According to Guo Yanhong, a division chief with the Ministry of Health, the government has developed a number of policies and broad statutes over the past few years designed to prevent infections and injuries from unsafe injections. More detailed regulations will be announced soon.
As an increasing number of blood-borne diseases, such as hepatitis B and C and HIV/AIDS, are being spread throughout the world due to the sharing of needles, unsafe injections have become a hot global public health topic.
The World Health Organization (WHO) estimates that 10 percent of the world’s 12 billion injections each year expanded-program immunization (EPI) injections.
The remainder are medical injections. The WHO estimates that 30 percent of EPI injections and at least 50 percent of medical injections are unsafe.
The situation is even worse in developing countries.
Children receive 5.5 billion injections annually and are the first to be affected by unsafe practices.
Unsafe injection practices include the reusing syringes, poor sterilization techniques and inadequate disposal of medical waste.
“It is the responsibility of all health workers, their employers, national governments and the public to ensure the safe and appropriate use of injections,” said Kong Wen, of the China Office of the United Nations Children’s Fund (UNICEF).
To achieve this goal, the China Alliance for Safe Injections was established two years ago.

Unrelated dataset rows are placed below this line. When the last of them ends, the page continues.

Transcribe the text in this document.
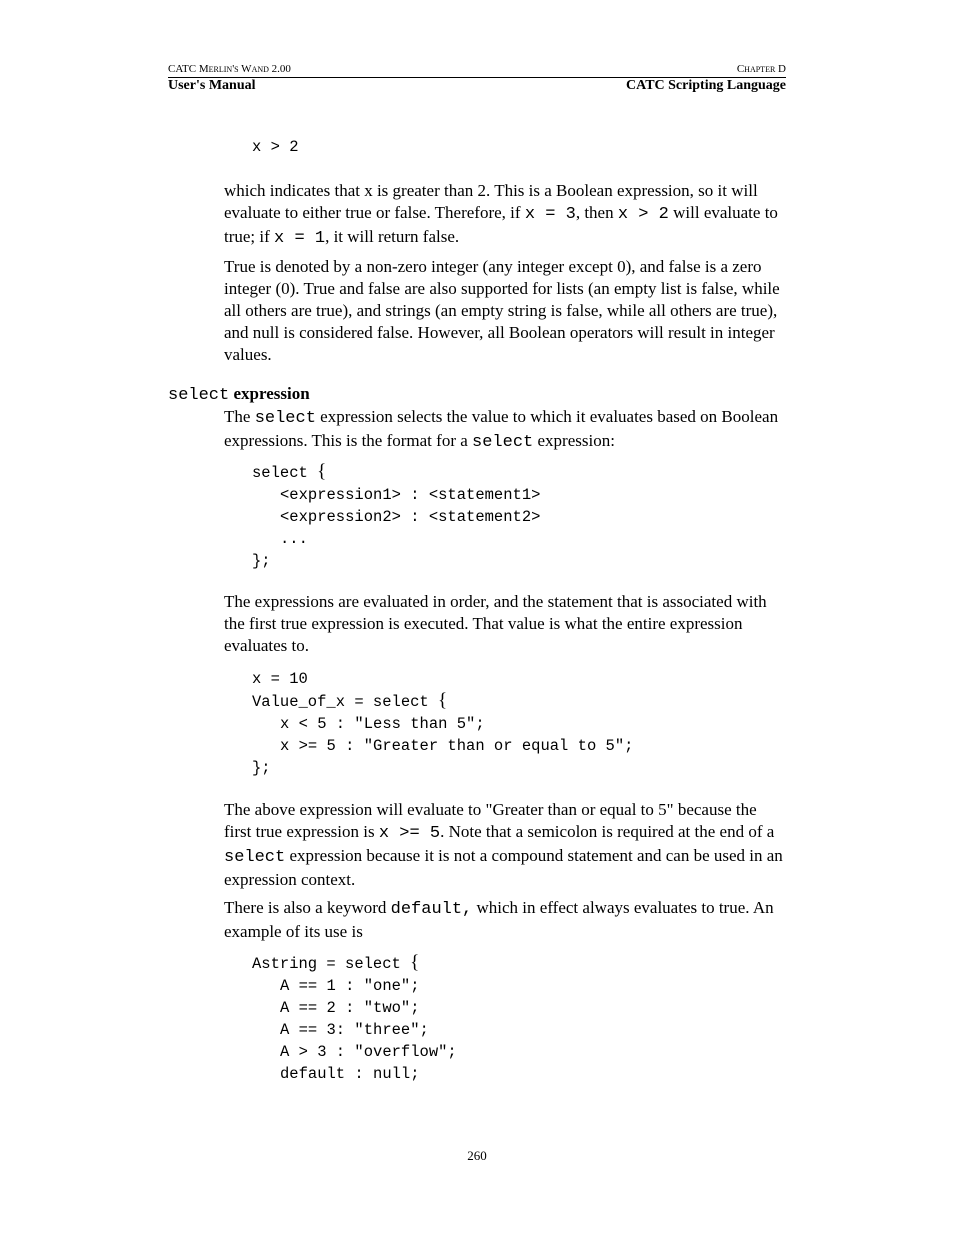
CATC Merlin's Wand 2.00	Chapter D
User's Manual	CATC Scripting Language
x > 2

which indicates that x is greater than 2. This is a Boolean expression, so it will evaluate to either true or false. Therefore, if x = 3, then x > 2 will evaluate to true; if x = 1, it will return false.

True is denoted by a non-zero integer (any integer except 0), and false is a zero integer (0). True and false are also supported for lists (an empty list is false, while all others are true), and strings (an empty string is false, while all others are true), and null is considered false. However, all Boolean operators will result in integer values.

select expression

The select expression selects the value to which it evaluates based on Boolean expressions. This is the format for a select expression:

select {
<expression1> : <statement1>
<expression2> : <statement2>
...
};

The expressions are evaluated in order, and the statement that is associated with the first true expression is executed. That value is what the entire expression evaluates to.

x = 10
Value_of_x = select {
x < 5 : "Less than 5";
x >= 5 : "Greater than or equal to 5";
};

The above expression will evaluate to "Greater than or equal to 5" because the first true expression is x >= 5. Note that a semicolon is required at the end of a select expression because it is not a compound statement and can be used in an expression context.

There is also a keyword default, which in effect always evaluates to true. An example of its use is

Astring = select {
A == 1 : "one";
A == 2 : "two";
A == 3: "three";
A > 3 : "overflow";
default : null;
260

In 1999, the WHO founded the Safe Injection Global Network at its headquarters in Geneva. One of the organization’s main objectives is to promote new technologies that minimize the risks associated with injections.
The WHO and UNICEF were pushing for auto-disposal syringes, which can only be used once, to be used for all EPI injections by the end of last year, but there is still a long way to go before the AD syringes are used for both EPI and medical injections.